Le son de la voix, le ton de la joie, étouffée, que tu ravales au risque d'asphyxier, l'écho infime, innocent et naïf, de sa surprise. T'as envie de pleurer tellement tu n'en reviens pas toi-même, alors tu souris – c'est encore plus douloureux –, tu souris comme un abruti face aux ténèbres, comme un con devant l'opacité du mur, et même ta respiration tressaille, trébuche, exulte, quand ses mots minuscules qui tintinnabulent et ses questions, ses angoisses, ses blâmes presque viennent s'entrechoquer pour recoudre la plaie heureuse sur ta figure – quelle idiote. Croit-elle vraiment que tu abrites encore une once de raison ou qu'elle puisse t'interdire l'accès à sa maison ? Tu ne sais pas ce qu'il y a à faire de toi, en toute sincérité, et les gens t'en font assez souvent la remarque. Mais s'il s'agit d'elle-même, ce ne sont pas les idées qui manquent. À commencer par t'ouvrir la porte et par déguerpir ensemble de ce cloaque endimanché.
« Un peu mieux, maint'nant », répliques-tu à son souci qui perce à travers la serrure. Tu as beau discerner la fausseté dans ses propos, une esquive qui ne se veut certes pas mensongère, tu déplores cette attention qui ne devrait pas t'être adressée. En ces lieux, en ce fragment d'espace-temps, c'est d'elle dont il faudrait se préoccuper, pas de toi – toi, tu n'es qu'un imbécile qui joue les héros alors que tu n'as même pas un demi-cœur à ta barre de vie. Et elle s'inquiète, l'alouette, elle piaille et te chasse, te repousse d'un battement d'aile que tu négliges, puisque ses craintes sont trop faibles pour s'opposer à ta volonté et ta colère reflue, docile, réconfortante, acérée pareille aux crocs qu'elle plante dans ta nuque – et le frisson glacé qu'elle y lèche ne transparaît guère dans ton râle :
« J'pars pas sans toi. »
Pire qu'un ordre. Un axiome.
« Comment t'ouvres ça ? » En enclenchant la poignée, pardi. Non, pour de vrai, ton poignet est impuissant à actionner le loquet ; en forçant, tu ne sers que le règne de l'inutilité et entretiens un dangereux vacarme. « On t'a enfermée ? Où est la clef ? »

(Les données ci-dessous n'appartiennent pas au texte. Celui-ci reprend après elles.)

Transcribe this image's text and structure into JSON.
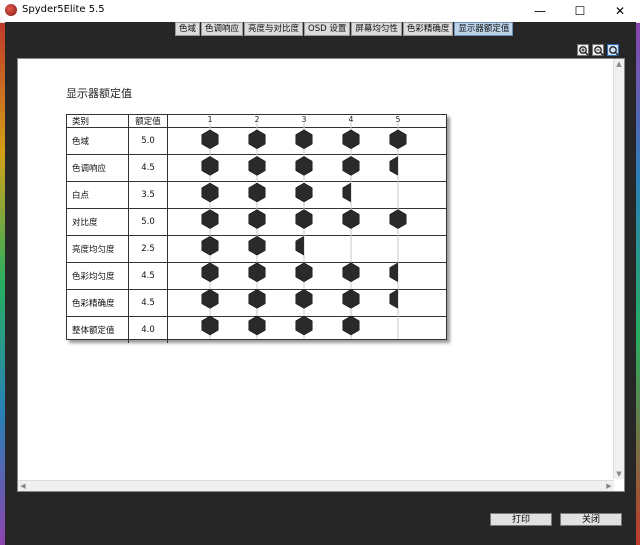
{
  "window": {
    "title": "Spyder5Elite 5.5",
    "minimize": "—",
    "maximize": "☐",
    "close": "✕"
  },
  "tabs": [
    {
      "label": "色域",
      "active": false
    },
    {
      "label": "色调响应",
      "active": false
    },
    {
      "label": "亮度与对比度",
      "active": false
    },
    {
      "label": "OSD 设置",
      "active": false
    },
    {
      "label": "屏幕均匀性",
      "active": false
    },
    {
      "label": "色彩精确度",
      "active": false
    },
    {
      "label": "显示器额定值",
      "active": true
    }
  ],
  "zoom_buttons": [
    "zoom-in-icon",
    "zoom-out-icon",
    "zoom-fit-icon"
  ],
  "report": {
    "title": "显示器额定值",
    "col_category": "类别",
    "col_rating": "额定值"
  },
  "chart_data": {
    "type": "table",
    "scale": [
      "1",
      "2",
      "3",
      "4",
      "5"
    ],
    "x_range": [
      1,
      5
    ],
    "rows": [
      {
        "category": "色域",
        "rating": "5.0",
        "value": 5.0
      },
      {
        "category": "色调响应",
        "rating": "4.5",
        "value": 4.5
      },
      {
        "category": "白点",
        "rating": "3.5",
        "value": 3.5
      },
      {
        "category": "对比度",
        "rating": "5.0",
        "value": 5.0
      },
      {
        "category": "亮度均匀度",
        "rating": "2.5",
        "value": 2.5
      },
      {
        "category": "色彩均匀度",
        "rating": "4.5",
        "value": 4.5
      },
      {
        "category": "色彩精确度",
        "rating": "4.5",
        "value": 4.5
      },
      {
        "category": "整体额定值",
        "rating": "4.0",
        "value": 4.0
      }
    ]
  },
  "buttons": {
    "print": "打印",
    "close": "关闭"
  },
  "colors": {
    "accent": "#bcd3ea",
    "marker": "#2a2a2a"
  }
}
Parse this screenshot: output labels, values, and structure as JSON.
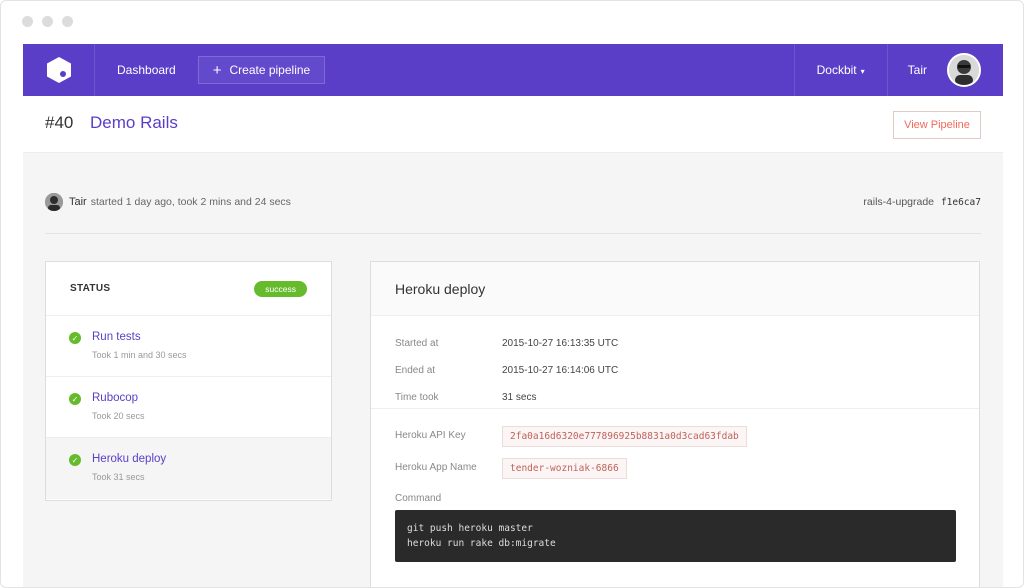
{
  "nav": {
    "dashboard": "Dashboard",
    "create_pipeline": "Create pipeline",
    "team": "Dockbit",
    "user": "Tair"
  },
  "header": {
    "build_number": "#40",
    "build_name": "Demo Rails",
    "view_pipeline": "View Pipeline"
  },
  "meta": {
    "user": "Tair",
    "text": "started 1 day ago, took 2 mins and 24 secs",
    "branch": "rails-4-upgrade",
    "sha": "f1e6ca7"
  },
  "status": {
    "title": "STATUS",
    "badge": "success",
    "jobs": [
      {
        "name": "Run tests",
        "time": "Took 1 min and 30 secs"
      },
      {
        "name": "Rubocop",
        "time": "Took 20 secs"
      },
      {
        "name": "Heroku deploy",
        "time": "Took 31 secs"
      }
    ]
  },
  "detail": {
    "title": "Heroku deploy",
    "started_label": "Started at",
    "started_value": "2015-10-27 16:13:35 UTC",
    "ended_label": "Ended at",
    "ended_value": "2015-10-27 16:14:06 UTC",
    "took_label": "Time took",
    "took_value": "31 secs",
    "api_key_label": "Heroku API Key",
    "api_key_value": "2fa0a16d6320e777896925b8831a0d3cad63fdab",
    "app_name_label": "Heroku App Name",
    "app_name_value": "tender-wozniak-6866",
    "command_label": "Command",
    "command_lines": [
      "git push heroku master",
      "heroku run rake db:migrate"
    ]
  },
  "colors": {
    "brand": "#5a3ec8",
    "success": "#66bb2d",
    "accent": "#ef6b5b"
  }
}
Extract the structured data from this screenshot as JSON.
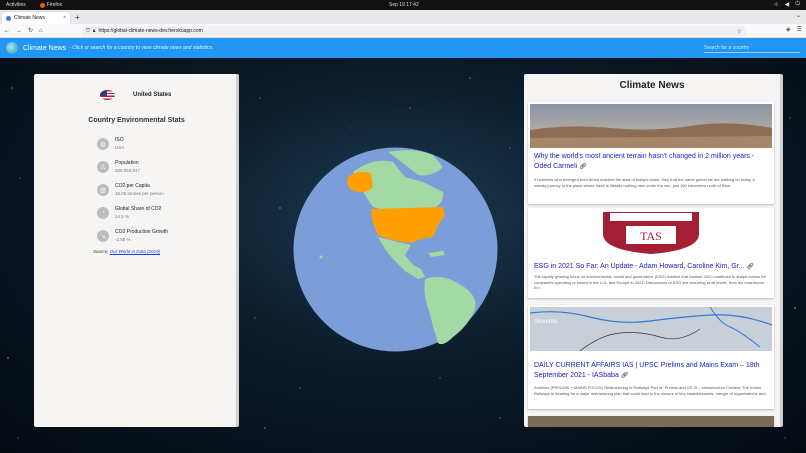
{
  "system": {
    "activities": "Activities",
    "app_name": "Firefox",
    "clock": "Sep 19  17:42"
  },
  "browser": {
    "tab_title": "Climate News",
    "tab_close": "×",
    "new_tab": "+",
    "url": "https://global-climate-news-dev.herokuapp.com"
  },
  "app": {
    "title": "Climate News",
    "subtitle": "- Click or search for a country to view climate news and statistics.",
    "search_placeholder": "Search for a country"
  },
  "stats_panel": {
    "country_name": "United States",
    "title": "Country Environmental Stats",
    "items": [
      {
        "label": "ISO",
        "value": "USA",
        "icon": "globe-icon"
      },
      {
        "label": "Population",
        "value": "329,064,917",
        "icon": "person-icon"
      },
      {
        "label": "CO2 per Capita",
        "value": "16.06 tonnes per person",
        "icon": "factory-icon"
      },
      {
        "label": "Global Share of CO2",
        "value": "14.5 %",
        "icon": "pie-chart-icon"
      },
      {
        "label": "CO2 Production Growth",
        "value": "-2.58 %",
        "icon": "trend-icon"
      }
    ],
    "source_prefix": "Source: ",
    "source_link": "Our World in Data (2019)"
  },
  "news_panel": {
    "title": "Climate News",
    "articles": [
      {
        "title": "Why the world's most ancient terrain hasn't changed in 2 million years - Oded Carmeli",
        "snippet": "If hominids who emerged from Africa reached the area of today's Israel, they trod the same gravel we are walking on today. A sweaty journey to the place where there is literally nothing new under the sun, just 100 kilometers north of Eilat."
      },
      {
        "title": "ESG in 2021 So Far: An Update - Adam Howard, Caroline Kim, Gr...",
        "snippet": "The rapidly growing focus on environmental, social and governance (ESG) matters that marked 2020 continues to shape events for companies operating or based in the U.S. and Europe in 2021. Discussions of ESG are occurring at all levels, from the boardroom to t..."
      },
      {
        "title": "DAILY CURRENT AFFAIRS IAS | UPSC Prelims and Mains Exam – 18th September 2021 - IASbaba",
        "snippet": "Archives (PRELIMS + MAINS FOCUS) Restructuring of Railways Part of: Prelims and GS III – Infrastructure Context: The Indian Railways is heading for a major restructuring plan that could lead to the closure of key establishments, merger of organisations and ..."
      }
    ],
    "map_label": "Slovenia",
    "seal_text": "TAS"
  },
  "colors": {
    "appbar": "#2196f3",
    "highlight_country": "#ffa000",
    "land": "#a3d9a5",
    "ocean": "#7b9ed8",
    "link": "#1a23c9"
  }
}
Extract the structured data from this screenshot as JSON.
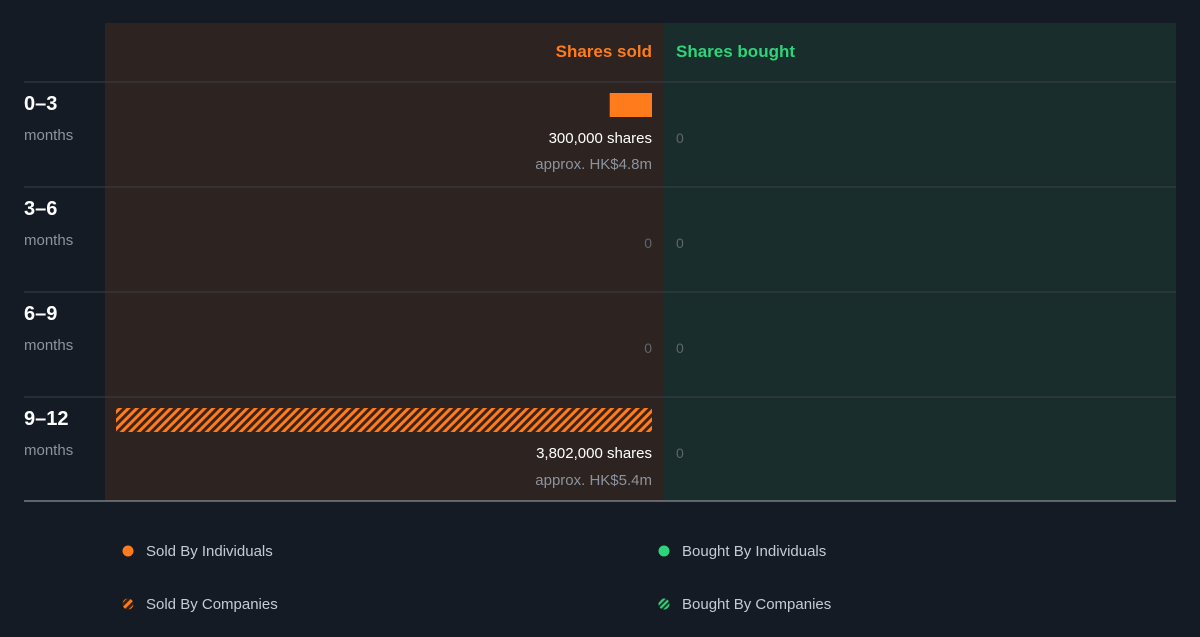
{
  "chart_data": {
    "type": "bar",
    "column_headers": {
      "sold": "Shares sold",
      "bought": "Shares bought"
    },
    "unit_label": "months",
    "categories": [
      "0–3",
      "3–6",
      "6–9",
      "9–12"
    ],
    "series": [
      {
        "name": "Sold By Individuals",
        "side": "sold",
        "values": [
          300000,
          0,
          0,
          0
        ]
      },
      {
        "name": "Sold By Companies",
        "side": "sold",
        "values": [
          0,
          0,
          0,
          3802000
        ]
      },
      {
        "name": "Bought By Individuals",
        "side": "bought",
        "values": [
          0,
          0,
          0,
          0
        ]
      },
      {
        "name": "Bought By Companies",
        "side": "bought",
        "values": [
          0,
          0,
          0,
          0
        ]
      }
    ],
    "labels": [
      {
        "shares": "300,000 shares",
        "approx": "approx. HK$4.8m",
        "sold_zero": "",
        "bought_zero": "0"
      },
      {
        "shares": "",
        "approx": "",
        "sold_zero": "0",
        "bought_zero": "0"
      },
      {
        "shares": "",
        "approx": "",
        "sold_zero": "0",
        "bought_zero": "0"
      },
      {
        "shares": "3,802,000 shares",
        "approx": "approx. HK$5.4m",
        "sold_zero": "",
        "bought_zero": "0"
      }
    ],
    "legend": [
      {
        "label": "Sold By Individuals",
        "marker": "dot",
        "color": "#ff7b1c"
      },
      {
        "label": "Bought By Individuals",
        "marker": "dot",
        "color": "#2ed47a"
      },
      {
        "label": "Sold By Companies",
        "marker": "hatched",
        "color": "#ff7b1c"
      },
      {
        "label": "Bought By Companies",
        "marker": "hatched",
        "color": "#2ed47a"
      }
    ],
    "legend_position": "bottom",
    "colors": {
      "background": "#151b24",
      "sold_panel": "#2d2320",
      "bought_panel": "#182d2c",
      "sold": "#ff7b1c",
      "bought": "#2ed47a"
    }
  }
}
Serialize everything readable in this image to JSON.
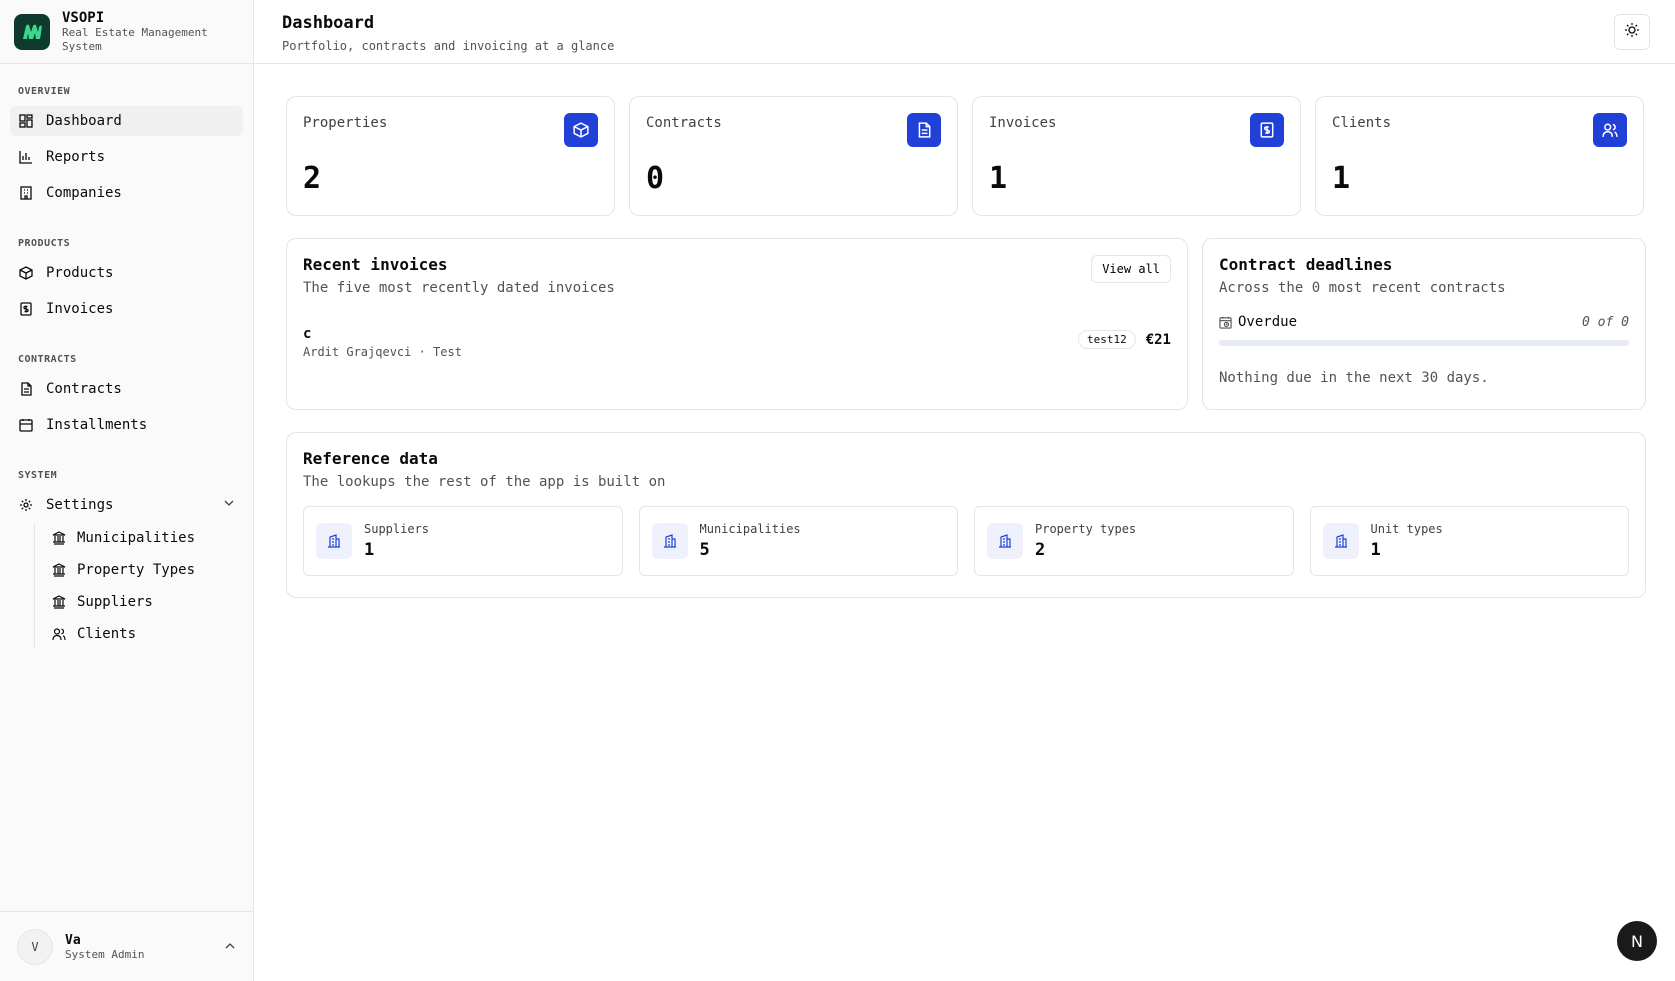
{
  "brand": {
    "name": "VSOPI",
    "subtitle": "Real Estate Management System"
  },
  "sidebar": {
    "sections": [
      {
        "heading": "OVERVIEW",
        "items": [
          {
            "label": "Dashboard",
            "icon": "dashboard-icon",
            "active": true
          },
          {
            "label": "Reports",
            "icon": "bar-chart-icon"
          },
          {
            "label": "Companies",
            "icon": "building-icon"
          }
        ]
      },
      {
        "heading": "PRODUCTS",
        "items": [
          {
            "label": "Products",
            "icon": "package-icon"
          },
          {
            "label": "Invoices",
            "icon": "receipt-icon"
          }
        ]
      },
      {
        "heading": "CONTRACTS",
        "items": [
          {
            "label": "Contracts",
            "icon": "file-text-icon"
          },
          {
            "label": "Installments",
            "icon": "calendar-icon"
          }
        ]
      },
      {
        "heading": "SYSTEM",
        "items": [
          {
            "label": "Settings",
            "icon": "gear-icon"
          }
        ]
      }
    ],
    "settings_sub": [
      {
        "label": "Municipalities",
        "icon": "landmark-icon"
      },
      {
        "label": "Property Types",
        "icon": "landmark-icon"
      },
      {
        "label": "Suppliers",
        "icon": "landmark-icon"
      },
      {
        "label": "Clients",
        "icon": "users-icon"
      }
    ]
  },
  "user": {
    "initial": "V",
    "name": "Va",
    "role": "System Admin"
  },
  "header": {
    "title": "Dashboard",
    "subtitle": "Portfolio, contracts and invoicing at a glance"
  },
  "stats": [
    {
      "label": "Properties",
      "value": "2",
      "icon": "cube-icon"
    },
    {
      "label": "Contracts",
      "value": "0",
      "icon": "file-text-icon"
    },
    {
      "label": "Invoices",
      "value": "1",
      "icon": "receipt-icon"
    },
    {
      "label": "Clients",
      "value": "1",
      "icon": "users-icon"
    }
  ],
  "recent_invoices": {
    "title": "Recent invoices",
    "subtitle": "The five most recently dated invoices",
    "view_all": "View all",
    "items": [
      {
        "title": "c",
        "meta": "Ardit Grajqevci · Test",
        "tag": "test12",
        "amount": "€21"
      }
    ]
  },
  "deadlines": {
    "title": "Contract deadlines",
    "subtitle": "Across the 0 most recent contracts",
    "overdue_label": "Overdue",
    "overdue_count": "0 of 0",
    "overdue_fraction": 0,
    "empty": "Nothing due in the next 30 days."
  },
  "reference": {
    "title": "Reference data",
    "subtitle": "The lookups the rest of the app is built on",
    "items": [
      {
        "label": "Suppliers",
        "value": "1"
      },
      {
        "label": "Municipalities",
        "value": "5"
      },
      {
        "label": "Property types",
        "value": "2"
      },
      {
        "label": "Unit types",
        "value": "1"
      }
    ]
  },
  "colors": {
    "accent": "#2140d8",
    "brand_bg": "#0f3b2e",
    "brand_mark": "#3ed68c"
  },
  "badge": "N"
}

Tu n'as néanmoins pas l'opportunité d'attendre les indications ; un grincement n'ayant rien de proche requiert ton attention – ton épouvante – et tu te pétrifies à la seconde où, s'élevant depuis les escaliers, une lueur jaunâtre se met à ramper le long du corridor, une ombre pâle sur les lambris cirés. Halo spectral qui oscille en geignant, lumière gémissante soutenue par une masse informe projetée sur la boiserie – lente, atrocement lente – et qui se balance, un pas après l'autre, qui grimpe et grimpe jusqu'à l'étage où tu te trouves, attirée par l'instinct – ou la faim – et toi tu flippes ta sœur, les yeux rivés sur cette tache molle qui cliquette, clignote, tremblotte au bout du couloir, qui ondule anonyme sur les tapis de velours et s'écoule, se traîne inexorablement jusqu'à toi.
Le cœur aphasique, tu as bondi sous le giron de la nuit.
Te voilà recroquevillé dans un pli d'obscurité, planqué derrière un meuble sans oser inspirer la moindre parcelle d'oxygène ; un millimètre cube supplémentaire et ta poitrine exploserait. Au sol frémissent les contours houleux de la présence – tu vas mourir, tu vas mourir, tu vas mourir – et tu imagines déjà la chose te fixer de sa gueule dépourvue d'âme, rien qu'une face lisse sur laquelle s'enfoncent deux orbites creuses au-dessus d'un gouffre sans dents, rien qu'une tête inhumaine penchée vers toi dont tu devines les hululements avides tandis qu'elle avale tes hurlements.
Rien ne vient, pourtant.
Quand tu rouvres les paupières, la coursive est toujours aussi sombre. Nul plainte de plancher ni murmure de lanterne ne trouble la quiétude du manoir. Le silence, seul, demeure ton hôte. Alors, avec méfiance, tu t'extirpes de ta cachette, accroupi près du parquet, avant de te diriger de nouveau vers la chambre de Seiko ; jetant mille yeux à gauche puis à droite afin de t'assurer de ta solitude, tu réitères tes intentions d'une voix aussi blême que tes lèvres :
« Sei, tu m'fais confiance ? J'vais t'sortir de là, ok ? On va s'casser d'ici ensemble. Dès qu'j'aurai ouvert c'te putain d'porte. »
À défaut de fracasser son putain de père. Ce qui n'est que partie remise.